Around Eriemu, ethnic Ijaw communities blame the oil companies for the August spill and months-long delay in cleaning
up. The villagers, who said cleanup efforts did not begin until last month, want economic compensation for the ruined
lands and water, as well as more oil-company investment in health, education and water systems.
"We will not be able to use this land for the next 25 or 30 years at best," said Peter Akpagra, at Eriemu village.
"There is no way all that oil can be cleaned up -- Shell can't do it -- so our farming has stopped."
Such disputes have often spilled over into violence, with young people in the communities taking oil workers hostage,
occupying pumping stations or sabotaging pipelines, and oil companies relying on the often brutal and corrupt
Nigerian military and police to maintain order, sometimes even paying military and police salaries in the region.
Ijaw leaders have taken strong public stands against such violence. But they said the jarring sight of foreign oil
camps with running water, electricity and health care beside the villages with none of those amenities has led to
more and more radical actions by disaffected youths.
"The oil companies must and should be subordinate to the people," said Oranto Douglas, deputy director of
Environmental Rights Action, a Nigerian advocacy group. "Right now they are lords and masters."

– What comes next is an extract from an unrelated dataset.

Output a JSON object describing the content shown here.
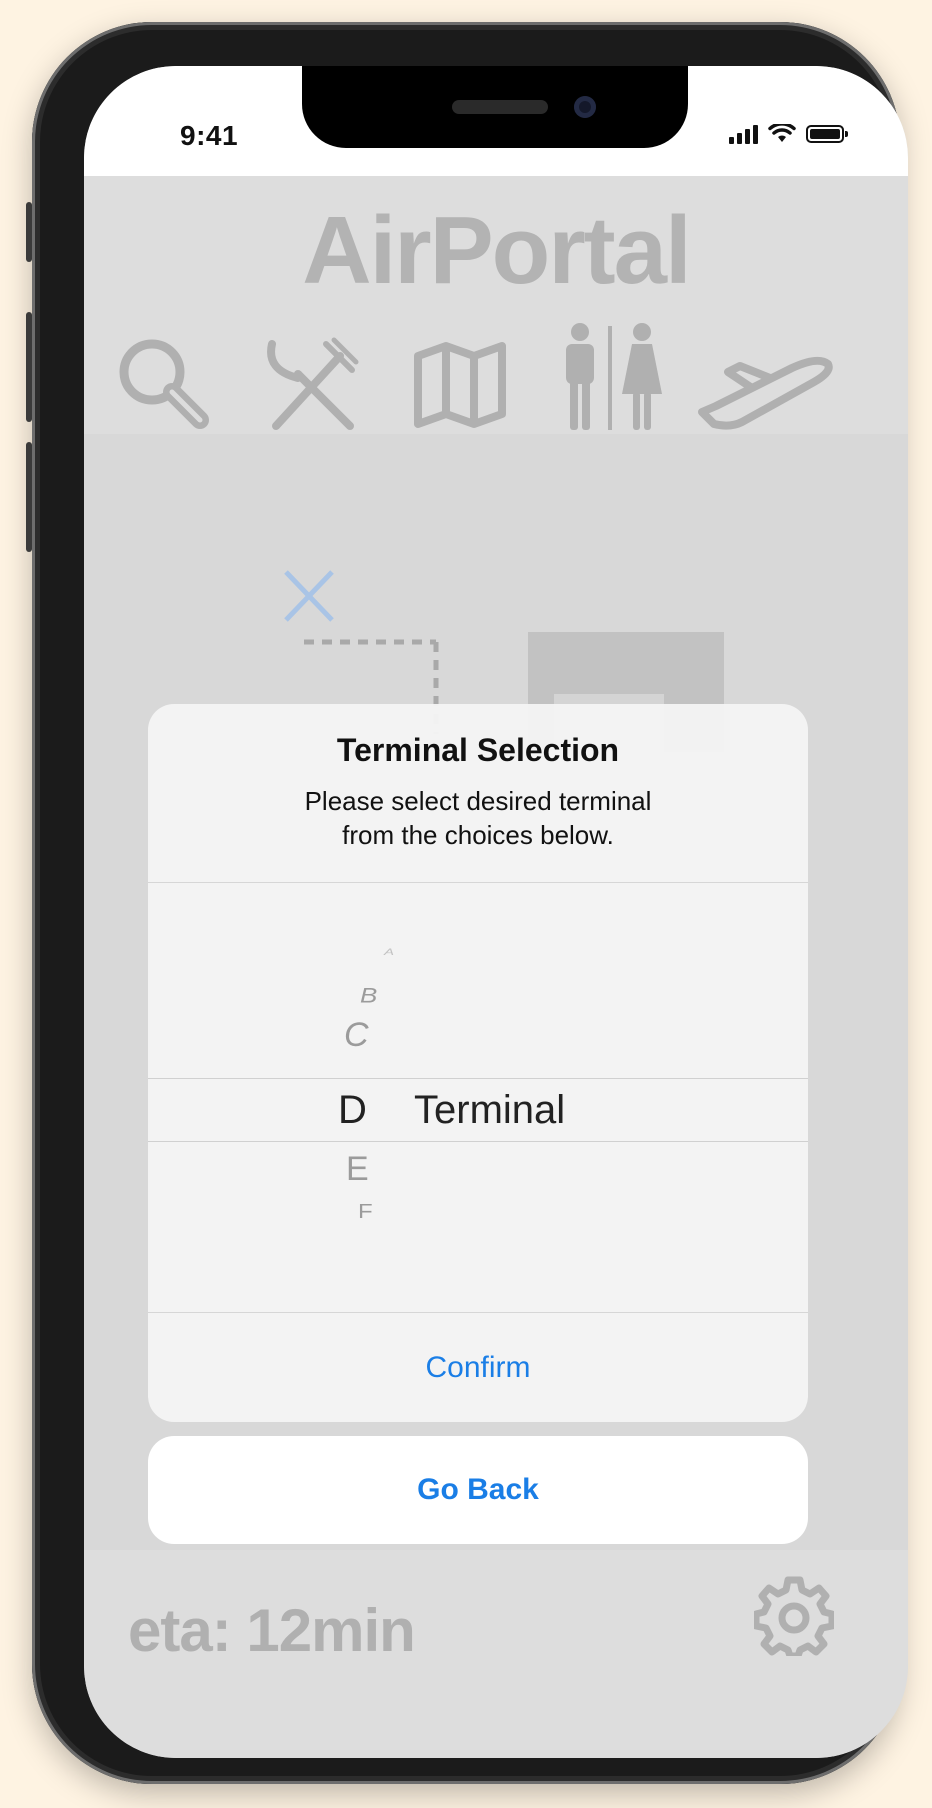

Shell Petroleum Development, Shell's Nigerian branch that runs the site and is by far the largest oil producer in the
delta, says the problem at this wellhead is not so simple. Executives said there could be no compensation because the
well was sabotaged and the cap ripped off, something community leaders reluctantly acknowledged. Compensation, they
said, would lead to more sabotage.
And, said Shell executives, the community blocked cleanup efforts in an effort to force the company to pay, leaving
the oil to soak into the water and land. Shell also argues that, while it funds some regional development, it is up
to the government, not the company, to provide basic services.

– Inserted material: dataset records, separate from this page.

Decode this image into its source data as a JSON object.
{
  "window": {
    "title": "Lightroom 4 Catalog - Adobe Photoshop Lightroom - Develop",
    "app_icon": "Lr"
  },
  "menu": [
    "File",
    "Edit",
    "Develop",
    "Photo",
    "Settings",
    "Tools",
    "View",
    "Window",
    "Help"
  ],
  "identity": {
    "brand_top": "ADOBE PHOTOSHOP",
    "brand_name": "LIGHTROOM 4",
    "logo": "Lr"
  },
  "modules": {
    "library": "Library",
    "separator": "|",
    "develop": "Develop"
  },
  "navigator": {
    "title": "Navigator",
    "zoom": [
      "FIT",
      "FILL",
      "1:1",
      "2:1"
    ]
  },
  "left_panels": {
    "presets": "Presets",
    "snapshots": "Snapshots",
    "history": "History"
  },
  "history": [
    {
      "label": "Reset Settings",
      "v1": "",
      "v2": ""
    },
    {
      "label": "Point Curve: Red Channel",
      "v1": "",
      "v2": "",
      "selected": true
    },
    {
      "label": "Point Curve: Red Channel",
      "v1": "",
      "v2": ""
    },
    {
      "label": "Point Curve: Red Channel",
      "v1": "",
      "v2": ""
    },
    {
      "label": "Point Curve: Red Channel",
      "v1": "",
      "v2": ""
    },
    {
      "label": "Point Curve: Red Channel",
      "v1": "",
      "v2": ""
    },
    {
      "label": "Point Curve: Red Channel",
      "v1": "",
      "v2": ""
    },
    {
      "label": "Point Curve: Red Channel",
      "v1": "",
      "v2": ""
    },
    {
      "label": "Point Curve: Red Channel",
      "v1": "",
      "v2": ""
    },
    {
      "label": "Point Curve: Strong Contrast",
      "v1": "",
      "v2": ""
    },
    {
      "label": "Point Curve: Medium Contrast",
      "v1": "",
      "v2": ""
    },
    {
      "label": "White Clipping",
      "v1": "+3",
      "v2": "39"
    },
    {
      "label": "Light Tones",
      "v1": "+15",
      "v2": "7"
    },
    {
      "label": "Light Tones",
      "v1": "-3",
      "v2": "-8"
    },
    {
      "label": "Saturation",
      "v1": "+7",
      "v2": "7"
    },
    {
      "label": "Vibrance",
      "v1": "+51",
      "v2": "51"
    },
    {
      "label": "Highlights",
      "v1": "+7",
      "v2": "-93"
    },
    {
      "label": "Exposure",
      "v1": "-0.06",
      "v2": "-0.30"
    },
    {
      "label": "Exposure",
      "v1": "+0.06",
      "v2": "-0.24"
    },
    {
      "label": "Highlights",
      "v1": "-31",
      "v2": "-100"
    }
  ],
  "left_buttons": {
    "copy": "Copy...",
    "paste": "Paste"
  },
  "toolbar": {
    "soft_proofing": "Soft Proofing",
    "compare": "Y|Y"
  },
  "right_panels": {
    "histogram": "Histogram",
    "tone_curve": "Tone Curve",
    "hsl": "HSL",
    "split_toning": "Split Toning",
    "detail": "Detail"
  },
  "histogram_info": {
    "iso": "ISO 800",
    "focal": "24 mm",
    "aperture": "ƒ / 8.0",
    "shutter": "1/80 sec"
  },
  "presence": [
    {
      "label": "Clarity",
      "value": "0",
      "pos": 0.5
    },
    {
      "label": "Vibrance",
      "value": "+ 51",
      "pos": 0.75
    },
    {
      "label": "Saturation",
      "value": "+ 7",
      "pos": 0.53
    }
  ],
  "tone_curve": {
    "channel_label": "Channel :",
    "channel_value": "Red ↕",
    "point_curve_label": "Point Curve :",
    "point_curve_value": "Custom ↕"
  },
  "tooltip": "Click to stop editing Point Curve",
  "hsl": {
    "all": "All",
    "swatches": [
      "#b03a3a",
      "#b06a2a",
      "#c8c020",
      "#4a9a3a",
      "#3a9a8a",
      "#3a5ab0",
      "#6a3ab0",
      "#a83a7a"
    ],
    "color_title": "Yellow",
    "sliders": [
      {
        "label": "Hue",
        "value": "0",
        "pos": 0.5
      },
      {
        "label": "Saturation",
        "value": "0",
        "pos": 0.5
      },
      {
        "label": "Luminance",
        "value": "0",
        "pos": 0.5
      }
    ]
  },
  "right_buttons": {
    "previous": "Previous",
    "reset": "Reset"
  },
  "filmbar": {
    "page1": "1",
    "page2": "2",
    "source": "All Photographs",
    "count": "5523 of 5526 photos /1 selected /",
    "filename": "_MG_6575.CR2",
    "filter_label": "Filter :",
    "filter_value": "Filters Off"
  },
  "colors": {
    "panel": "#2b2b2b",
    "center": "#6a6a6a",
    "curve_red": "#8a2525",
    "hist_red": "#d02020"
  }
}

Hubert Nwokolo, Shell's general manager of development, said that the company has radically altered its approach and
raised its community development spending from about $ 10 mm in 1996 to $ 55 mm last year in 150 communities. But
Shell officials argue that, while they have an obligation to the communities, so does the government, which is
largely absent. They said they were trying to get the government to use its own oil revenue to establish services in
this region.
"If it did, the pressure would be much less on the oil companies," Mr. Nwokolo said. "We build schools, put in water
systems and electricity. But we also pay our taxes. It is really the state's job to take care of its people."
Mr. Douglas and other activists say that while there is some truth to that argument, the oil companies have often
functioned as virtual arms of the government. In doing so, they have developed close relations with the brutal and
corrupt military regimes that ruled Nigeria until 22 months ago.
Shell has been forced to shut down its oil production in the eastern Ogoni region since 1995, for example, when
ethnic Ogoni leaders and youths carried out a campaign of violence against the company after the execution of an
Ogoni leader and environmentalist, Ken Saro-Wiwa. The executions were carried out by the military government under
the dictator Sani Abacha, and the Ogonis alleged that Shell did not use its influence with the government to try to
free Mr. Saro-Wiwa.
"The Niger Delta is not a law-and-order question," Mr. Douglas said. "It is primarily and almost purely political and
a question of survival. The communities want to protect their air, water and forest."